Tuesday night, council passed a motion that calls on the Ontario government to intervene and provide the school with the funding it needs to be viable.
The motion was put forward by Ward 9 Coun. Deb McIntosh and Ward 10 Coun. Fern Cormier.
"There isn't a lot that we can do as a municipality, we don't control the university or the province other than advocacy ... that's what we have in our toolbox," said McIntosh.
"I was speaking with someone on Monday who said 'my voice doesn't matter, you're more influential than I am.' I thought OK, I am but council is more influential than just me and that really provided an impetus to speak."
Ward 1 Coun. Mark Signoretti voiced concerns for the small business community who won't be paid now as a result of Laurentian's creditor protection.
The motion passed unanimously and will now be sent to the city's two NDP MPPs, Premier Doug Ford and Ontario Minister of Colleges and Universities, Ross Romano.
It's council's second kick at the can at trying to get answers from the province over what's happening and what's in store for Laurentian.
When pressed about it by a resident over Twitter, Cormier tweeted:
"Previous was a letter sent that I don't think was answered. This motion is designed to keep pressure on the (government) as we go forward. Trying to keep the advocacy and pressure on as best we can."
"I have not personally seen any response back from that letter that we sent in March," said McIntosh.
CTV News asked the minister about it in his third news conference in as many days. Wednesday's subject was PSWs.
Romano was asked about his reaction to council's motion and what his ministry is or isn't doing to keep municipal politicians up to date.
"There's certain elements of the CCAA process that I can't get into and will not get into because that is a court process that needs to be allowed to carry on," he said. "When you referenced the municipal representatives, I will indicate that I have spoken on a number of occasions over the last several weeks now with Mayor Brian Bigger of Sudbury. He and I have chatted and he did give me a heads up that this was happening in council yesterday."
The minister and Sault Ste. Marie MPP says his heart goes out to Sudbury and he recognizes the challenges this brings for the sector as a whole.
He also referenced Sudbury MP Paul Lefebvre by name, saying during his speech to the House of Commons, Lefebvre admitted it would be irresponsible to stop or interfere in the court process.
Lefebvre is in the middle of getting a private member's bill through the House of Commons that would prevent future institutions from seeking creditor status and allowing Laurentian to become a precedent.
"We are living through a stressful time that should not be happening, if the provinces would take their responsibility and jurisdictions seriously," Lefebvre said during the emergency debate.
Romano was asked if Ontario is living up to its jurisdiction and he didn't appear to understand the question.
"There is no jurisdiction to assume, perhaps you should have that conversation with Mr.

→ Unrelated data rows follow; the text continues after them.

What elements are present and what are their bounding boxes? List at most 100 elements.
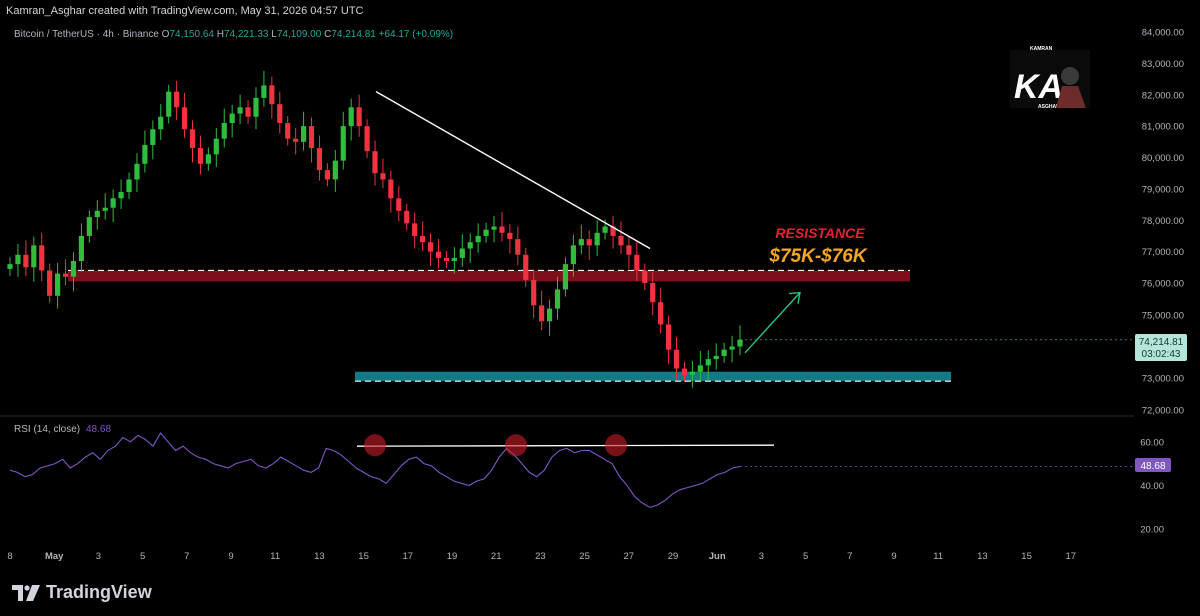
time-tick-label: 3 [759,551,764,562]
price-tick-label: 83,000.00 [1142,59,1184,70]
time-tick-label: 11 [270,551,280,562]
candle-body [55,273,61,296]
tradingview-logo-icon [12,584,40,601]
author-watermark: KAMRAN KA ASGHAR [1010,46,1090,110]
candle-body [277,104,283,123]
rsi-label[interactable]: RSI (14, close) [14,424,80,435]
tradingview-logo[interactable]: TradingView [12,582,152,603]
candle-body [443,257,450,262]
candle-body [102,207,108,211]
candle-body [70,261,77,277]
candle-body [681,368,688,375]
time-tick-label: 9 [891,551,896,562]
candle-body [586,239,592,246]
time-tick-label: 25 [579,551,590,562]
candle-body [332,160,338,180]
candle-body [197,148,204,164]
candle-body [150,129,156,145]
candle-body [308,126,315,149]
candle-body [451,257,457,262]
price-tick-label: 78,000.00 [1142,216,1184,227]
price-tick-label: 81,000.00 [1142,122,1184,133]
candle-body [705,359,711,366]
time-tick-label: 5 [803,551,808,562]
candle-body [396,198,402,211]
tradingview-chart-screen: Kamran_Asghar created with TradingView.c… [0,0,1200,616]
candle-body [515,239,521,255]
candle-body [23,254,29,268]
time-tick-label: 3 [96,551,101,562]
support-zone [355,371,951,382]
candle-body [570,245,576,265]
candle-body [475,235,481,243]
candle-body [94,210,100,218]
resistance-title: RESISTANCE [775,225,865,241]
candle-body [158,116,164,130]
candle-body [134,163,140,180]
candle-body [174,91,180,108]
candle-body [316,148,323,171]
candle-body [31,245,37,268]
candle-body [245,107,251,117]
candle-body [689,371,695,375]
forecast-arrow-shaft [744,292,801,354]
candle-body [300,126,307,142]
candle-body [491,226,497,230]
rsi-peak-marker [364,434,386,457]
candle-body [324,170,330,180]
candle-body [435,251,442,258]
candle-body [181,107,188,130]
candle-body [634,254,640,271]
candle-body [658,302,664,325]
chart-canvas[interactable]: KAMRAN KA ASGHAR 84,000.00 83,000.00 82,00… [0,0,1200,568]
candle-body [427,242,434,252]
candle-body [523,254,529,280]
candle-body [221,122,227,139]
candle-body [531,279,537,306]
time-tick-label: 7 [184,551,189,562]
price-tick-label: 72,000.00 [1142,406,1184,417]
candle-body [348,107,354,127]
time-axis[interactable]: 8 May 3 5 7 9 11 13 15 17 19 21 23 25 27 29 Jun 3 5 7 9 11 13 1… [7,551,1076,562]
candle-body [213,138,219,155]
time-tick-label: 5 [140,551,145,562]
candle-body [404,210,410,224]
watermark-name-top: KAMRAN [1030,46,1053,52]
candle-body [412,223,418,236]
candle-body [467,242,473,249]
time-tick-label: 7 [847,551,852,562]
candle-body [578,239,584,246]
last-price-badge-price: 74,214.81 [1139,337,1184,348]
candle-body [78,235,85,262]
candle-body [237,107,243,114]
candle-body [721,349,727,356]
time-tick-label: 17 [1066,551,1077,562]
price-badges: 74,214.81 03:02:43 48.68 [1135,334,1187,472]
rsi-value: 48.68 [86,424,111,435]
candle-body [388,179,394,199]
time-tick-label: 17 [403,551,414,562]
candle-body [285,122,291,139]
candle-body [737,339,743,347]
time-tick-label: May [45,551,64,562]
candle-body [602,226,608,233]
time-tick-label: 8 [7,551,12,562]
price-tick-label: 84,000.00 [1142,28,1184,39]
candles-layer [7,70,743,388]
rsi-pane: 60.00 40.00 20.00 [9,432,1164,536]
time-tick-label: 15 [1021,551,1032,562]
candle-body [420,235,426,243]
watermark-initials: KA [1014,68,1063,106]
candle-body [539,305,545,322]
rsi-badge-text: 48.68 [1140,461,1165,472]
rsi-resistance-line [356,444,775,447]
rsi-tick-label: 60.00 [1140,437,1164,448]
candle-body [372,151,378,174]
last-price-badge-countdown: 03:02:43 [1142,349,1181,360]
price-tick-label: 82,000.00 [1142,90,1184,101]
resistance-range: $75K-$76K [768,246,867,267]
candle-body [459,248,465,258]
price-tick-label: 76,000.00 [1142,279,1184,290]
candle-body [166,91,172,117]
time-tick-label: 13 [314,551,325,562]
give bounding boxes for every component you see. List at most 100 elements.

Lefebvre again. He said it best and I will quote the Sudbury MP who said 'this is a court process and it's not for the government to get involved," he said.
“As frustrating as it is, this court proceeding cannot be stopped. No politician can intervene in an independent court process, even though some have been led to believe that they can.”
Romano reiterated the government will continue to be there for Laurentian and the community once the CCAA process is finished.
"We understand that we can't know what's going on but we need to be, I think, people need to be reassured and we need to be able to communicate information out to our community and that's what we were trying to do last night," McIntosh told CTV News.
It may be some time before the community will get those answers. Laurentian plans to ask for an extension of its creditor protection until the end of August.